Malgré les tentatives de certains cercles de créanciers de miner l’accord du 20 Février, le gouvernement grec a agi en conformité de ses règles. En outre, alors que le gouvernement a activement démontré son engagement politique pour honorer les obligations internationales et internes du pays, l’économie grecque a été mise en épreuve et le pays subit un étranglement financier sans précédent dicté par des intentions politiques manifestes. Si l’asphyxie économique imposée se poursuit et nous sommes confrontés à une situation limite, il est évident que la priorité sera mise sur le paiement des salaires et des retraites et non pas sur les remboursements des prêts. Les gens sont au dessus de la dette.

Cependant, l’adversaire ne se trouve pas seulement à l’extérieur mais il se trouve aussi entre les murs. C’est cette oligarchie qui a été favorisée et renforcée les 25 dernières années, et elle a vu sa puissance s’envoler avec les politiques mémorandaires de l’extrême austérité et de déréglementation du marché du travail. C’est sur le résultat de ce duel par ailleurs que seront jugés à la fois le nouveau gouvernement et SYRIZA. Notre combat vise à promouvoir un modèle social et économique radicalement différent, fondé sur la redistribution des richesses, sur la promotion de l’égalité, sur la solidarité, sur le respect de la propriété publique, sur le soutien des biens publics, du travail salarié, du respect de l’environnement. C’est pour cela que certains s’y opposent farouchement.

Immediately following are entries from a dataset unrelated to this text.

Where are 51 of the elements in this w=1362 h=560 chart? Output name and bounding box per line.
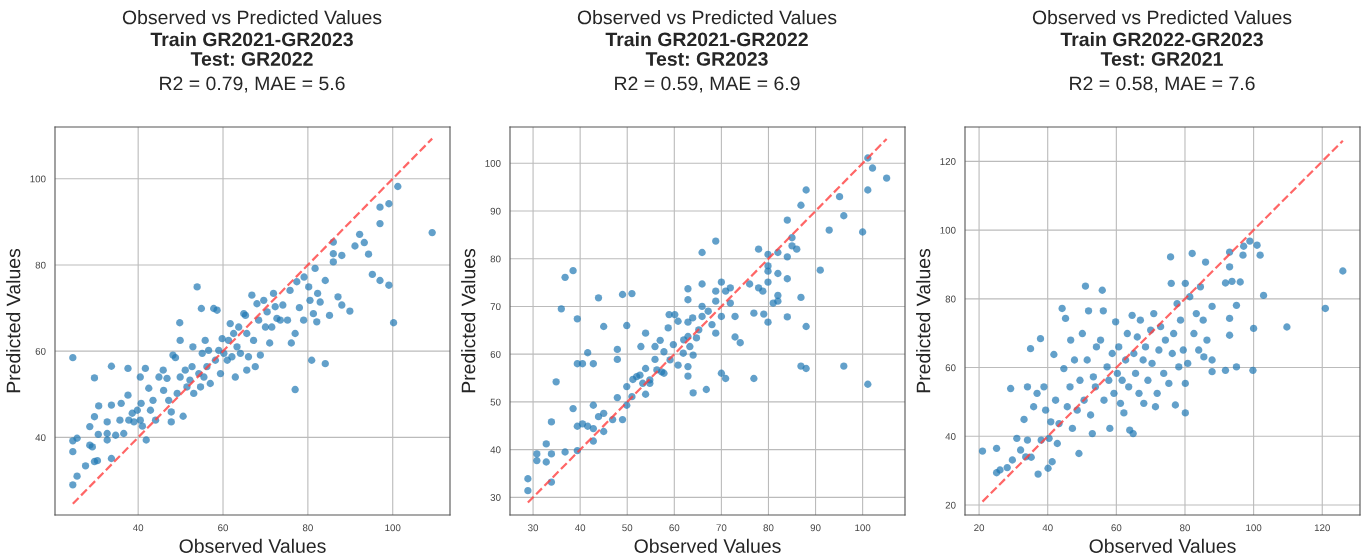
y-tick-label: 60 [945,364,956,372]
chart-subtitle: Train GR2021-GR2022 Test: GR2023 [605,32,808,66]
y-tick-label: 100 [485,160,501,167]
x-axis-title: Observed Values [1089,538,1236,553]
x-tick-label: 100 [1246,524,1262,532]
text: R2 = 0.58, MAE = 7.6 [1070,76,1255,93]
x-tick-label: 60 [218,524,229,532]
y-axis-title: Predicted Values [6,248,21,393]
y-tick-label: 80 [945,295,956,303]
y-tick-label: 120 [940,158,956,165]
chart-subtitle: Train GR2022-GR2023 Test: GR2021 [1060,32,1263,66]
chart-title: Observed vs Predicted Values [122,10,382,25]
x-tick-label: 40 [132,524,144,532]
x-tick-label: 80 [763,524,774,532]
y-tick-label: 60 [490,350,501,358]
y-tick-label: 60 [35,347,46,355]
chart-subtitle: Train GR2021-GR2023 Test: GR2022 [150,32,353,66]
y-axis-title: Predicted Values [916,248,931,393]
x-tick-label: 80 [302,524,313,532]
text: R2 = 0.59, MAE = 6.9 [615,76,800,93]
y-tick-label: 40 [945,433,956,440]
x-tick-label: 70 [716,524,727,532]
x-tick-label: 40 [1042,524,1053,532]
y-tick-label: 40 [35,434,46,442]
x-axis-title: Observed Values [634,538,781,553]
x-tick-label: 60 [1111,524,1122,532]
x-tick-label: 40 [574,524,586,532]
text: R2 = 0.79, MAE = 5.6 [160,76,345,93]
x-tick-label: 90 [810,524,821,532]
y-axis-title: Predicted Values [461,248,476,393]
y-tick-label: 30 [490,494,501,501]
chart-title: Observed vs Predicted Values [577,10,837,25]
y-tick-label: 20 [945,501,956,509]
chart-title: Observed vs Predicted Values [1032,10,1292,25]
y-tick-label: 50 [490,398,501,406]
x-tick-label: 100 [385,524,401,532]
x-tick-label: 30 [528,524,539,532]
x-tick-label: 120 [1314,524,1330,532]
y-tick-label: 100 [940,226,956,234]
y-tick-label: 80 [35,261,46,269]
y-tick-label: 100 [30,175,46,183]
x-tick-label: 80 [1179,524,1191,532]
y-tick-label: 90 [490,207,501,215]
y-tick-label: 80 [490,255,501,263]
x-tick-label: 20 [974,524,985,532]
x-axis-title: Observed Values [179,538,326,553]
x-tick-label: 100 [855,524,871,532]
y-tick-label: 40 [490,446,501,454]
y-tick-label: 70 [490,303,501,311]
x-tick-label: 50 [622,524,633,532]
x-tick-label: 60 [669,524,680,532]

Le réseau des oligarques a depuis quelque temps quitté le masque d’ impartialité et il a opté pour une confrontation directe avec le gouvernement sans intermédiaires politiques cette fois et sans faux semblants. Ce n’est pas un hasard si nous sommes la cible des attaques quotidiennes des médias impliqués depuis toujours dans le système de la collusion d’intérêts privés et politiques.

Cependant, SYRIZA a déjà démontré dans le passé et le démontre encore aujourd’hui dans la pratique qu’il ne se laisse pas intimider par la propagande grise. Parce qu’il a confiance au jugement du peuple grec. E les oligarques doivent enfin comprendre: Il est temps de mettre la main dans la poche. Il est temps de payer des impôts, de rembourser leurs prêts aux banques, de payer les fréquences de télévision, de remplir leurs obligations financières selon la loi et comme le reste de la population. Il est temps de payer ce qui n’a pas été payé depuis bien longtemps. Malgré la propagande grise qui se déchaîne contre nous, nous imposerons la justice quoi qu’il en soit. Nous avons devant nous quatre ans moins quatre mois pour le faire.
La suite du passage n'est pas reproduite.